И я кинулась туда. Я спотыкалась, летела зигзагами, но я добралась до него. Какой-то парень играл на саксофоне. Я промчалась мимо, как стрела, и успела заскочить в последний вагон поезда, когда двери уже закрывались. Ноги у меня подкашивались, я рухнула на лавку, обмотала ремень сумки вокруг запястья и постаралась пониже нагнуть голову, чтобы меня не было видно снаружи. Несколько человек вбежали на перрон, и среди них, возможно, был мой преследователь, но поезд уже уносил меня прочь.
Я была близка к обмороку. Кажется, у меня начались галлюцинации, что в моем положении было смерти подобно — да что там подобно, попросту равнялось смерти. Я поднесла руку ко рту и закусила ее до крови.
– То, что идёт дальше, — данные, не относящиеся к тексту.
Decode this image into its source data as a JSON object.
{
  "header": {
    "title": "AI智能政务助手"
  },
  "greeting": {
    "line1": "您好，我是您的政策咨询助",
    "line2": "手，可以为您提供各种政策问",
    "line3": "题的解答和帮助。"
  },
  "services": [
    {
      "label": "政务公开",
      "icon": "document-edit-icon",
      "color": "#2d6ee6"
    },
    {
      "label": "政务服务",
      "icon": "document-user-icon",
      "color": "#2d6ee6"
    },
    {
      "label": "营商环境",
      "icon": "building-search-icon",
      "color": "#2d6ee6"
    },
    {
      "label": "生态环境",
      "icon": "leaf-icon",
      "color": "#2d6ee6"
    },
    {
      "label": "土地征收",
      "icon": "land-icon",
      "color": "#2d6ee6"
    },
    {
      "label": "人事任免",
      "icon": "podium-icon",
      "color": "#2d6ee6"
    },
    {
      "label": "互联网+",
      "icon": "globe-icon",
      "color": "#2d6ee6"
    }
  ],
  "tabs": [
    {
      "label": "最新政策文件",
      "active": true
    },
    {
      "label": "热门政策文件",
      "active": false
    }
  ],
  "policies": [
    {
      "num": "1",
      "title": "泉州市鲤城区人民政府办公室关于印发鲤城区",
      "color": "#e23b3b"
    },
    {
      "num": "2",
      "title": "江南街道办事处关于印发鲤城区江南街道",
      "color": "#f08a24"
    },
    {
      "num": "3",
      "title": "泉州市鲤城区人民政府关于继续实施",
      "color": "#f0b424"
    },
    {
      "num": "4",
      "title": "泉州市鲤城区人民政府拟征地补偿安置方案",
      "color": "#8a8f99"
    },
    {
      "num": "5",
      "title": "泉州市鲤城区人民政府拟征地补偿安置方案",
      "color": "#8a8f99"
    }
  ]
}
Наверное, со стороны это выглядело некрасиво, но только это помогло мне перебороть дурноту.
Глава шестнадцатая
Тот же вечер
Когда она неожиданно бросилась прочь со всех ног, снайпер — вернее, поверженный снайпер — поднялся, подобрал пистолет и прицелился в спину убегавшей, но что-то — то ли боязнь быть замеченным, то ли жалость к маленькой мечущейся зигзагами фигурке — заставило его опустить руку. Досадуя на себя, он спрятал пистолет, окончательно стянул с лица шапочку и засунул ее в карман. Зря он не послушался совета человека, который научил его почти всему, что он знал.
«И главное: ни при каких обстоятельствах не прикасайся к жертве, особенно если это женщина. Поверь мне, хуже этого ничего нельзя придумать. После этого пойдут такие мысли, от которых будет трудно отделаться».
Снайпер усмехнулся и повел плечом. И правда — его до сих пор била дрожь при одном воспоминании о том, как нелепо она сопротивлялась. Она отчаянно хотела жить — он это чувствовал, — и, хотя она совершила все мыслимые и немыслимые ошибки, ей в конце концов все же удалось уйти от него.
«Нет, — тотчас же поправил он себя, — это я сам дал ей уйти».
Не беда, решил он, окидывая улочку зорким взглядом. Никуда она от него не денется. Нашел он ее здесь, отыщет и в любом другом месте.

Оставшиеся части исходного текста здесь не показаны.